I stare at him. This is the man about whom I crafted elaborate fantasies for a decade of my life, fantasies in which I somehow proved my worth. I wanted to save him—like Belle saved the Beast, like Mulan saved Shang—because how else does a girl no one wants win over the boy beloved by everyone?

I should have focused more on how I’d save myself.





4



CALEB


The look Mark gives me as he walks into my office is asking the same question it often does: Why?

Why did you cancel the holiday party?

Why can’t employees keep their airline miles?

Why did you close the seventh floor?

He sinks into the chair across from my desk. “Why were you so rude to her this morning?”

Because I thought she understood the assignment, and she clearly didn’t.

I slam my laptop shut with a sigh. “I asked a handful of entirely reasonable questions about a program that will cost way more than she’s indicating it will. The better question is why you hired her in the first place. She didn’t even know how to work a fucking smart board.”

“I liked her enthusiasm.”

I roll my eyes. “Yeah. I bet a lot of men like her ‘enthusiasm.’ Hunter was so smitten by her enthusiasm he could hardly function today.” Fucking MBA from Harvard and she reduced him to a lovesick teenager in a matter of seconds. If he’d seen her Saturday night—miles of bare skin, nipples pebbled tight under a soaking wet tank top—he’d have written her a blank check.

Mark runs his tongue over his teeth, struggling to remain patient. “Caleb, she did an amazing job, and you were borderline rude the entire time.”

“I don’t especially enjoy getting to know people who will soon be former employees, especially when they live next door to me. And we both know she isn’t going to last. I told you I was only keeping this person on for three months and you led her to believe it was permanent. That’s on you.”

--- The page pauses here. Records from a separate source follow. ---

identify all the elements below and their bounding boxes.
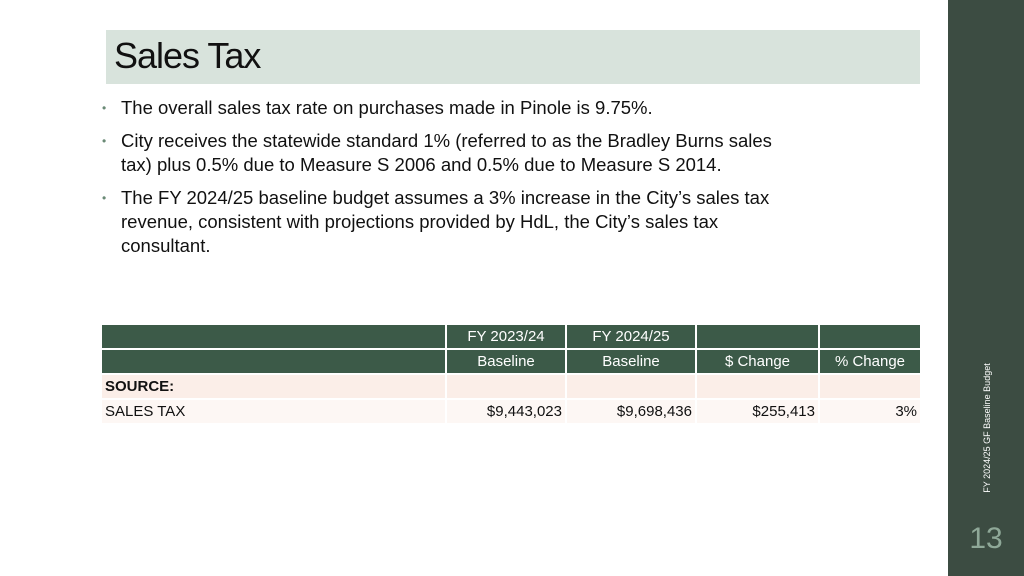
row-label: SALES TAX — [100, 398, 447, 425]
bullet-text: The FY 2024/25 baseline budget assumes a… — [121, 187, 770, 256]
percent-change-value: 3% — [818, 398, 922, 425]
table-row: SALES TAX $9,443,023 $9,698,436 $255,413… — [100, 398, 922, 425]
header-cell — [695, 323, 820, 350]
footer-label: FY 2024/25 GF Baseline Budget — [982, 363, 992, 493]
empty-cell — [818, 373, 922, 400]
section-label: SOURCE: — [100, 373, 447, 400]
page-number: 13 — [969, 522, 1003, 555]
header-cell — [818, 323, 922, 350]
table-section-row: SOURCE: — [100, 373, 922, 400]
header-cell — [100, 348, 447, 375]
bullet-dot-icon: • — [102, 191, 107, 205]
table-header-row: Baseline Baseline $ Change % Change — [100, 348, 922, 375]
empty-cell — [565, 373, 697, 400]
bullet-text: The overall sales tax rate on purchases … — [121, 97, 653, 118]
sidebar-band — [948, 0, 1024, 576]
bullet-list: • The overall sales tax rate on purchase… — [100, 96, 800, 267]
fy2425-value: $9,698,436 — [565, 398, 697, 425]
header-cell: FY 2024/25 — [565, 323, 697, 350]
budget-table: FY 2023/24 FY 2024/25 Baseline Baseline … — [100, 323, 922, 425]
header-cell: $ Change — [695, 348, 820, 375]
dollar-change-value: $255,413 — [695, 398, 820, 425]
header-cell — [100, 323, 447, 350]
bullet-item: • The overall sales tax rate on purchase… — [100, 96, 800, 120]
empty-cell — [445, 373, 567, 400]
bullet-text: City receives the statewide standard 1% … — [121, 130, 772, 175]
title-band: Sales Tax — [106, 30, 920, 84]
bullet-dot-icon: • — [102, 101, 107, 115]
bullet-dot-icon: • — [102, 134, 107, 148]
table-header-row: FY 2023/24 FY 2024/25 — [100, 323, 922, 350]
page-title: Sales Tax — [114, 35, 261, 76]
header-cell: Baseline — [445, 348, 567, 375]
header-cell: FY 2023/24 — [445, 323, 567, 350]
empty-cell — [695, 373, 820, 400]
bullet-item: • City receives the statewide standard 1… — [100, 129, 800, 177]
header-cell: % Change — [818, 348, 922, 375]
fy2324-value: $9,443,023 — [445, 398, 567, 425]
header-cell: Baseline — [565, 348, 697, 375]
bullet-item: • The FY 2024/25 baseline budget assumes… — [100, 186, 800, 258]
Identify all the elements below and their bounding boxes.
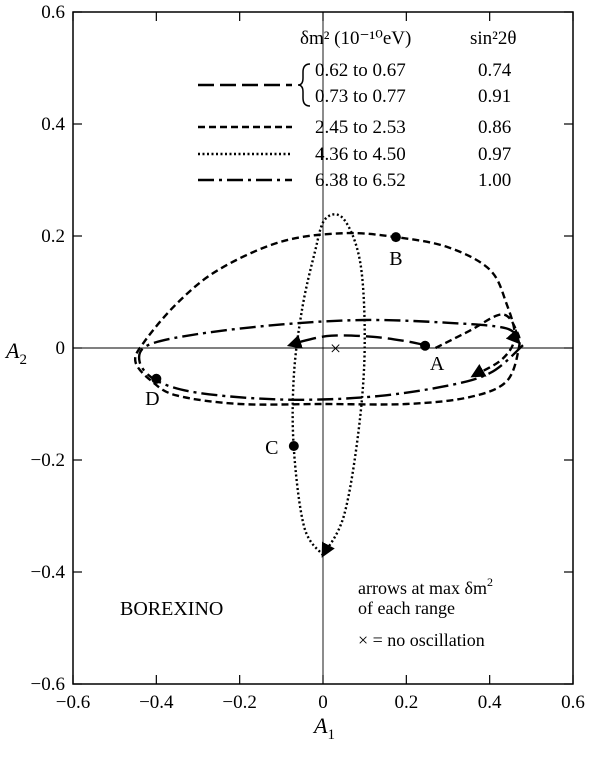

“I hired her for a permanent position because this should be a permanent position and I assumed you’d come to your senses.” He climbs to his feet. “Based on what she just did today, you already should have.”

I can’t even argue. She knocked it out of the park, but that changes nothing. She still can’t stay.

I head to my friend’s bar a short time later. I’d prefer to skip the weekly get-together, but I’ve been out of town for weeks and it’s easier to get it over with than having my friends harass me by phone for the rest of the week.